Tuesday, January 20, 2009

Counter Culture

Igbo culture and the colonizing forces from England are clearly put at odds against one another in terms of religion, society and government by Achebe in his expression of the lives of the Igbo people and their interaction with the colonizers. In particular, by creating the character of Okonkwo to follow; the pure embodiment of radical social and cultural ideals Achebe can effectively contrast the both the less extreme members of his own society and those of the white men.

Achebe also however allows the reader to witness the discussion between the reverend Mr. Brown and Akunna. Akunna seemingly is pushing the soft spoken reverend to understand the similarities between the two religions while Mr. Brown systematically breaks down Akunna's points one by one as they face Christian doctrine. While the similarities are expressed by Akunna between the religion of the Igbo people and the colonizers, both Mr. Brown's counter points and the ever present language barrier seem to serve as an unyielding barrier between the two cultures. Achebe, in a single chapter without violence, hyper-masculinity, or intense cultural presentation quietly establishes the irreconcilable disjunction between the two cultures. Things have already begun to fall apart yet now the reader can be aware in a serene setting that there is no solution; the peoples are set at odds with one another that cannot be understood trough differences in culture, language, and thought.
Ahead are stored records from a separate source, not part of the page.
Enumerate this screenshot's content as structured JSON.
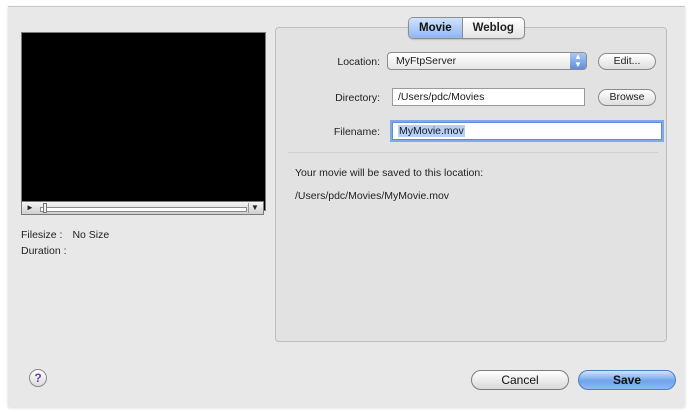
{
  "tabs": [
    {
      "label": "Movie",
      "active": true
    },
    {
      "label": "Weblog",
      "active": false
    }
  ],
  "preview": {
    "controls": {
      "play_glyph": "►",
      "menu_glyph": "▼"
    },
    "filesize_label": "Filesize :",
    "filesize_value": "No Size",
    "duration_label": "Duration :"
  },
  "form": {
    "location": {
      "label": "Location:",
      "value": "MyFtpServer",
      "edit_label": "Edit..."
    },
    "directory": {
      "label": "Directory:",
      "value": "/Users/pdc/Movies",
      "browse_label": "Browse"
    },
    "filename": {
      "label": "Filename:",
      "value": "MyMovie.mov"
    }
  },
  "save_message": "Your movie will be saved to this location:",
  "save_path": "/Users/pdc/Movies/MyMovie.mov",
  "footer": {
    "help_glyph": "?",
    "cancel_label": "Cancel",
    "save_label": "Save"
  },
  "colors": {
    "accent": "#6fa3ea",
    "selection": "#b5d0f7"
  }
}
What constantly surprised me throughout the story was the reasoning behind the Igbo people's acceptance or at least tolerance of the English. While constantly suspicious of the actions the whites have committed in the past and the obvious powerful influence they seem to be having over their own people and culture the tribes either blame themselves for the actions of the white men or in some other way push blame away from them. For example Okonkwo speaks of the massacre at Abame, he calls them cowards. Their culture, as he relays in the folk tale of the goose and the chick, teaches that they were the ones at fault because they should have known better.

Another interesting bit of contradiction in Achebe's story is how Okonkwo's masculinity seemed to be the only means to preserve the Igbo way of life. He is depicted as the last warrior, the last man, the last brute and with his hanging body dies the Igbo way of life. If they had done as he had thought, if they had cut down the white men and burned their buildings they would have survived. Are we to believe that Igbo culture doomed itself in morality, rationality and the preservation of their own culture?